“The Heart Sellers”: Moving Comedy Reveals Immigrant Secrets—at Aurora
Lloyd Suh Explores Asian Women’s Joys and Pains in U.S.
by Emily S. Mendel
I’ve been looking forward to seeing “The Heart Sellers.” I loved playwright Lloyd Suh’s “The Far Country,” a finalist for the 2023 Pulitzer Prize for Drama, produced locally by Berkeley Rep last year.
Moreover, the hardship of immigrants has been much on my mind lately since the U.S. President and the Republican Party are turning the already challenging lives of recent immigrants upside down, and with it, the essential promise of America.
I’m not alone in wanting to see “The Heart Sellers.” The play ranked ninth on the list of the ten most-produced plays in America in 2024. Now, Aurora Theatre is presenting a terrific co-production with TheatreWorks, Silicon Valley, and Capital Stage, Sacramento (which has already closed).

And director Jennifer Chang, who also directed Suh’s “The Far Country,” understands the subtlety of the subject matter and cultivates the full range of emotions from the two outstanding actors. Like an ignorant American, I did have occasional difficulty understanding the actors’ accents.
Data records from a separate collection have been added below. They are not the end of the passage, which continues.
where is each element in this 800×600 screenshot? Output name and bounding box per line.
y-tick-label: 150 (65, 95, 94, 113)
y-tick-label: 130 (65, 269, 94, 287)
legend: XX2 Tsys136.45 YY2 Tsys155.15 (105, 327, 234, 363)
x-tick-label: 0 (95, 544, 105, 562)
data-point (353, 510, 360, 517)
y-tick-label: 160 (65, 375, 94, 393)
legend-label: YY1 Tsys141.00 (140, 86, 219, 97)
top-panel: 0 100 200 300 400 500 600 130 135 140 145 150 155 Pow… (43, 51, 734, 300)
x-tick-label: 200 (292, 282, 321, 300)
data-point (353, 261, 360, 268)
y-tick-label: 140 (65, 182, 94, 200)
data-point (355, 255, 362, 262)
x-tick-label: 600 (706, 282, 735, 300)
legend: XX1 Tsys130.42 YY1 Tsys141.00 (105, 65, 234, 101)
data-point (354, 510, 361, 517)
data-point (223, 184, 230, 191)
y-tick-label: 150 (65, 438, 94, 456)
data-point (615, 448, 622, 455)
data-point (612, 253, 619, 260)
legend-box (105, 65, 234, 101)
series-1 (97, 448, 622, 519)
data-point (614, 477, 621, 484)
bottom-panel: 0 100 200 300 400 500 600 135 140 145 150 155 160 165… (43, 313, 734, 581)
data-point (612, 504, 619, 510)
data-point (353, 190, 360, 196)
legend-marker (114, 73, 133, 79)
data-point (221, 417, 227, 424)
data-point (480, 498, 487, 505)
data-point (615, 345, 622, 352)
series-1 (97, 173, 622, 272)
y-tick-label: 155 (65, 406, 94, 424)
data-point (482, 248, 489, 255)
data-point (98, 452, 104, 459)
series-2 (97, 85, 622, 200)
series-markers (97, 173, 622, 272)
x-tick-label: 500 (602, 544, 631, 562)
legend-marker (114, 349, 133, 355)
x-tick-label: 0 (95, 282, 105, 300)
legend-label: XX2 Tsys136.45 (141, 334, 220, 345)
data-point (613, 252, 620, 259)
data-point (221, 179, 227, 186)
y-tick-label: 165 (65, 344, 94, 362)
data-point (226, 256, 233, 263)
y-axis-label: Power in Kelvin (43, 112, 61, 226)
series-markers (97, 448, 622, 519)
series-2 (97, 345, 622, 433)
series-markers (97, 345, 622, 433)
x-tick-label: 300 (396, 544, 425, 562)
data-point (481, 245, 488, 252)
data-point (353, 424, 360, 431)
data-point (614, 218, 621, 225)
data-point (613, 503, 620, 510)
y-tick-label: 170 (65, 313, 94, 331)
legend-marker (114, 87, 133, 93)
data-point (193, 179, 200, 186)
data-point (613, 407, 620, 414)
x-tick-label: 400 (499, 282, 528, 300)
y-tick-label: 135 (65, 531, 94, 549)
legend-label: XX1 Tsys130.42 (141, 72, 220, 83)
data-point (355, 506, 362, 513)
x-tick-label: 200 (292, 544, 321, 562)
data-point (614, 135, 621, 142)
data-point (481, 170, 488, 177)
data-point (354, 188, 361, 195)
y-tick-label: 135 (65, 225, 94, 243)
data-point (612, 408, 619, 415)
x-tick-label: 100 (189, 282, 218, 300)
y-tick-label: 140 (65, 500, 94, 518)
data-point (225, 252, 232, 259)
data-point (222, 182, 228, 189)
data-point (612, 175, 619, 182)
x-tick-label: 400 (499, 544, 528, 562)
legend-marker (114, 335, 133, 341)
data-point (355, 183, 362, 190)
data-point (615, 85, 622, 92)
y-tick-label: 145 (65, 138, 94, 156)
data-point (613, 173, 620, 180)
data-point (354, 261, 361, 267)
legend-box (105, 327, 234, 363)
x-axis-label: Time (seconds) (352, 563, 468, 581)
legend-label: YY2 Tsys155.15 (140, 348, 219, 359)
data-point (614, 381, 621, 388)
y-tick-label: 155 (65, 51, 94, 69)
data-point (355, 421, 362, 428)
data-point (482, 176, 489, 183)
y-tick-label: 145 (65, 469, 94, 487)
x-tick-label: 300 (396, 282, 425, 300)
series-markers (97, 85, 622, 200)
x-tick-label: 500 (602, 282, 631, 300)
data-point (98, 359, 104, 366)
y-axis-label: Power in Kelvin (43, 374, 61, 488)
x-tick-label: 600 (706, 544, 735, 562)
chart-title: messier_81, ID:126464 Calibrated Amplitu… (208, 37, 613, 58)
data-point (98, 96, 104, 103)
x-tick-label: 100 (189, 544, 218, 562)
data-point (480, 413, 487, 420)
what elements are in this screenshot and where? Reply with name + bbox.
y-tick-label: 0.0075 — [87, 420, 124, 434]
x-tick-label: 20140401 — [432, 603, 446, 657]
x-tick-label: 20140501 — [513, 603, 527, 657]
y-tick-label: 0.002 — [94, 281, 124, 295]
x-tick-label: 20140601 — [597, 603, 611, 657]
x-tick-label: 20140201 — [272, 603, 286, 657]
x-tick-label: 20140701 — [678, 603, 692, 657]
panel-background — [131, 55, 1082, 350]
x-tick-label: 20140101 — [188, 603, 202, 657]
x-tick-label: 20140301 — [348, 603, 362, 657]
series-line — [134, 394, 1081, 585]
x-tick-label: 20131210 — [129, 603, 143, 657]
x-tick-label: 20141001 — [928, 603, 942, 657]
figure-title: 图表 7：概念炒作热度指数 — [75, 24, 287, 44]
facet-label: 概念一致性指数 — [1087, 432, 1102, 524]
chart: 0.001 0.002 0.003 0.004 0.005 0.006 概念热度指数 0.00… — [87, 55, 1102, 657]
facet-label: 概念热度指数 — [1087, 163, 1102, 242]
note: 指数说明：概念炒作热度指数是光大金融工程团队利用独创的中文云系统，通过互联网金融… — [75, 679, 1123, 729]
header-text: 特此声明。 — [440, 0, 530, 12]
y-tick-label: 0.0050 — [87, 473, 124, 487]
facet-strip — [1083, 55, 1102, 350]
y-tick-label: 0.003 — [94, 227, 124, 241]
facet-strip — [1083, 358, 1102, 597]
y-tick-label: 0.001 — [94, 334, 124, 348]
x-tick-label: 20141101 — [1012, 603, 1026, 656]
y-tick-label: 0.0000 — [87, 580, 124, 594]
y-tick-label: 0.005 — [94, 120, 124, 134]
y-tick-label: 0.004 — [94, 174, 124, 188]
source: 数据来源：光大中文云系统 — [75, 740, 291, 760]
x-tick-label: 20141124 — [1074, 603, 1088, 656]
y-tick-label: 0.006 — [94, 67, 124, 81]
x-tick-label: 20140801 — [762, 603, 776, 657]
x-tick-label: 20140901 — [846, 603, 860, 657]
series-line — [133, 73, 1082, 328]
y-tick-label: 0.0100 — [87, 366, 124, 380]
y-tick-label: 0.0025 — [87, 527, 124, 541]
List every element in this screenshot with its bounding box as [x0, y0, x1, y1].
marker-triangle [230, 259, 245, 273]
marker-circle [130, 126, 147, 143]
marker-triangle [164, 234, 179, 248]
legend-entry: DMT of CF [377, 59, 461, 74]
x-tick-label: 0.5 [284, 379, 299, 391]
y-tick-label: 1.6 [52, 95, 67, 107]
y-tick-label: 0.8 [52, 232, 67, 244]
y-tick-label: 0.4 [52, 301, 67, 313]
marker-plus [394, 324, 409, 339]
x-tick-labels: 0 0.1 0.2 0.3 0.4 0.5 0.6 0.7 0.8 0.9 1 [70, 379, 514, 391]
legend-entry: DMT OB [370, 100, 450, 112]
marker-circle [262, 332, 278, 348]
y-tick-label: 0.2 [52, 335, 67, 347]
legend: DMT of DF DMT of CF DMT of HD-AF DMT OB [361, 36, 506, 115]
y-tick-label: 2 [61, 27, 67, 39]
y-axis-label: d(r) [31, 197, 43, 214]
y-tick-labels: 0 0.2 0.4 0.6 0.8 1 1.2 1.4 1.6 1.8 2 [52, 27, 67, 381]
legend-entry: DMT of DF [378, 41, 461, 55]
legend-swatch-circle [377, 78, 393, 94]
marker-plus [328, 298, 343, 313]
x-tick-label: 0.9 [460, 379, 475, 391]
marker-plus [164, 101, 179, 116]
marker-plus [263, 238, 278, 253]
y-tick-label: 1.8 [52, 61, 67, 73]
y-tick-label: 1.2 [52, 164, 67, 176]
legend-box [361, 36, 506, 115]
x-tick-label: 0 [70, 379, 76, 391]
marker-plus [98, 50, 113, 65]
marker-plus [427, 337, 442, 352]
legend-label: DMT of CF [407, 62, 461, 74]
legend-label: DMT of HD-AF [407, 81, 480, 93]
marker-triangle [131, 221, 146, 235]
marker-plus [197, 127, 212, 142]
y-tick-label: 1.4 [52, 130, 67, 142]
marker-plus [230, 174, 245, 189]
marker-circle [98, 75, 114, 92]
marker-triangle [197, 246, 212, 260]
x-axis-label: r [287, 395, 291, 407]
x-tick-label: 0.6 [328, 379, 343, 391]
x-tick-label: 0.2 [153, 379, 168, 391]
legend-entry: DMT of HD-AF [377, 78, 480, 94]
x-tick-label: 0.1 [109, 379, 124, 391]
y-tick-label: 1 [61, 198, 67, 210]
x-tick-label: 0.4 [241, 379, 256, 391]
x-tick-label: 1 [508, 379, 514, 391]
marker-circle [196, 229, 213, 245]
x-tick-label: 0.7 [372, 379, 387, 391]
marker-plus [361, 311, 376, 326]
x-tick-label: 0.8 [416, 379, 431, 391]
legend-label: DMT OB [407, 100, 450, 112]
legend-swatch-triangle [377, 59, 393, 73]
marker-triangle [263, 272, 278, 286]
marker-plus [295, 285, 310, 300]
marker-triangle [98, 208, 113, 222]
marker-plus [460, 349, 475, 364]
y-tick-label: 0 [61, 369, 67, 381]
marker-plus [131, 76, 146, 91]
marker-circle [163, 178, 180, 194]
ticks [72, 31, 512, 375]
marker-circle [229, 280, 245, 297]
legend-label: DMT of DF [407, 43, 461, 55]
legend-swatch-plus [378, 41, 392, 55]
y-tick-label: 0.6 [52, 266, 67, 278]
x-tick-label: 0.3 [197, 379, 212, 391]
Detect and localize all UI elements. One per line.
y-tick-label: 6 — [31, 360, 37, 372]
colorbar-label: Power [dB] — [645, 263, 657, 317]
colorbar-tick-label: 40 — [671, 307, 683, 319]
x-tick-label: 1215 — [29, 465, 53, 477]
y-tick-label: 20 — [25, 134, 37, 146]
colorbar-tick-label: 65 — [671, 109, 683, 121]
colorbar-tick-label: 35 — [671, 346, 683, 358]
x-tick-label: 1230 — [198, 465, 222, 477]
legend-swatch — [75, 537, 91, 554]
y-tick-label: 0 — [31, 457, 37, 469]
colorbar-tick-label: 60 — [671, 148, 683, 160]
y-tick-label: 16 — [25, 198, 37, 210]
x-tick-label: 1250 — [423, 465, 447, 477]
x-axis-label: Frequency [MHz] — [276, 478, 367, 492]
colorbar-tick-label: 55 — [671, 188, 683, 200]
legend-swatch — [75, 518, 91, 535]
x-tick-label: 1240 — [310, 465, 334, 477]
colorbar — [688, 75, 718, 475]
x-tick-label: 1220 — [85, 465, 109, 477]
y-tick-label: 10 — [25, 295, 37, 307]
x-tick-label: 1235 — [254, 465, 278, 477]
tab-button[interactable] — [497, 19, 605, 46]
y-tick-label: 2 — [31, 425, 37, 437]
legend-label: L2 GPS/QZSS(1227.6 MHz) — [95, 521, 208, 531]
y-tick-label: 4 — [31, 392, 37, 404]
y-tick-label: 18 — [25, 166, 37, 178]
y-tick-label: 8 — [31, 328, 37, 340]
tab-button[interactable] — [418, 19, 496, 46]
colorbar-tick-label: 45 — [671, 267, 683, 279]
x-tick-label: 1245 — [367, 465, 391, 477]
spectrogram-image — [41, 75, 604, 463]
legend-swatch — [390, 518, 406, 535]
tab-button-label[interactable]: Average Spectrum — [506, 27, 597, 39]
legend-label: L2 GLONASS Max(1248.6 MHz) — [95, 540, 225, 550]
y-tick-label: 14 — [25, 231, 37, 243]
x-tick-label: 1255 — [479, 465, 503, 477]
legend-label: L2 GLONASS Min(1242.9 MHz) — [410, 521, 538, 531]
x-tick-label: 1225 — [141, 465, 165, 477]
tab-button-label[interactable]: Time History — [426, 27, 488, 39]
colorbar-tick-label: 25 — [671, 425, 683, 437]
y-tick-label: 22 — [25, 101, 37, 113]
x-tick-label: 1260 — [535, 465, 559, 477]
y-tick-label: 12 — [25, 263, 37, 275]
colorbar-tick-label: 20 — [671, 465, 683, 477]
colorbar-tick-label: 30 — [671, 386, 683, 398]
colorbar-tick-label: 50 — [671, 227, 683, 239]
But not enough to detract from my complete enjoyment of this simultaneously heartwarming and heart-wrenching production.
Set in an anonymous US city in 1973, “The Heart Sellers” explores the relationship of two new Asian immigrant women during their first American Thanksgiving. After meeting in the grocery store, vibrant Luna (Nicole Javier) from the Philippines and more sedate Jane (Wonjung Kim) from South Korea find friendship in their shared lives in America, and missing their lost families abroad.
Both are very much alone; their medical resident husbands are mostly absent, and they are left to learn English from TV (Julia Child and Sanford and Son.) Luna and Jane wander the wonders of the local K-Mart, while missing their families in their home countries.

During the 95-minute, one-act play, the two young women bond over discovering the joy and freedom of the U.S. But they are outside looking in—Luna only gets to visit Disneyland from the outside. They both suffer from their isolation and feel their “foreignness.”
The clever title, “The Heart Sellers,” is a play on the 1965 Hart-Celler Act that finally ended US immigration quotas that greatly favored European immigrants but excluded the rest of the world. Hart-Celler established a new preference system prioritizing family reunification, skilled workers, and refugees rather than country of origin.
But to Luna, the Hart-Celler Act means something very different. In a touching soliloquy, Javier explains that when entering the US, you must dig out your heart and leave it with Immigration. You must sell your heart and soul in exchange for the promise of America.
You are no longer of your home country, but not yet in your new one. You are disconnected from all those things that create context and confidence. Wonjung Kim’s final soliloquy brings tears to one’s eyes.

Their heartfelt speeches remind me of my grandmother, who emigrated to the U.S. as a teenager. Whenever I asked her about her home country, she cut off the discussion with: “We’re here now.” Her family and the life she left behind were too painful to remember.
While Lloyd Suh creatively portrays the new immigrants’ hopes and dreams, he doesn’t stint in recognizing their sadness and fear of the unknown. “The Heart Sellers” is an outstanding, entertaining play that I highly recommend.
“The Heart Sellers” by Lloyd Suh, directed by Jennifer Chang, scenic design by Arnel Sancianoco, costumes by Lisa Misako Claybaugh, properties by Christopher Fitzer, sound by Ed Lee, lighting by Isaiah Leeper, at Aurora Theatre, Berkeley, California. Info: auroratheatre.org – to March 9, 2025.
Cast: Nicole Javier and Wonjung Kim.
Banner photo: Wonjung Kim and Nicole Javier. Photos by Kevin Berne
Aurora Theatre will also offer a week of streaming performances for audiences to enjoy in their homes. Streaming performances will run concurrently with in-person performances March 4 – 9, 2025.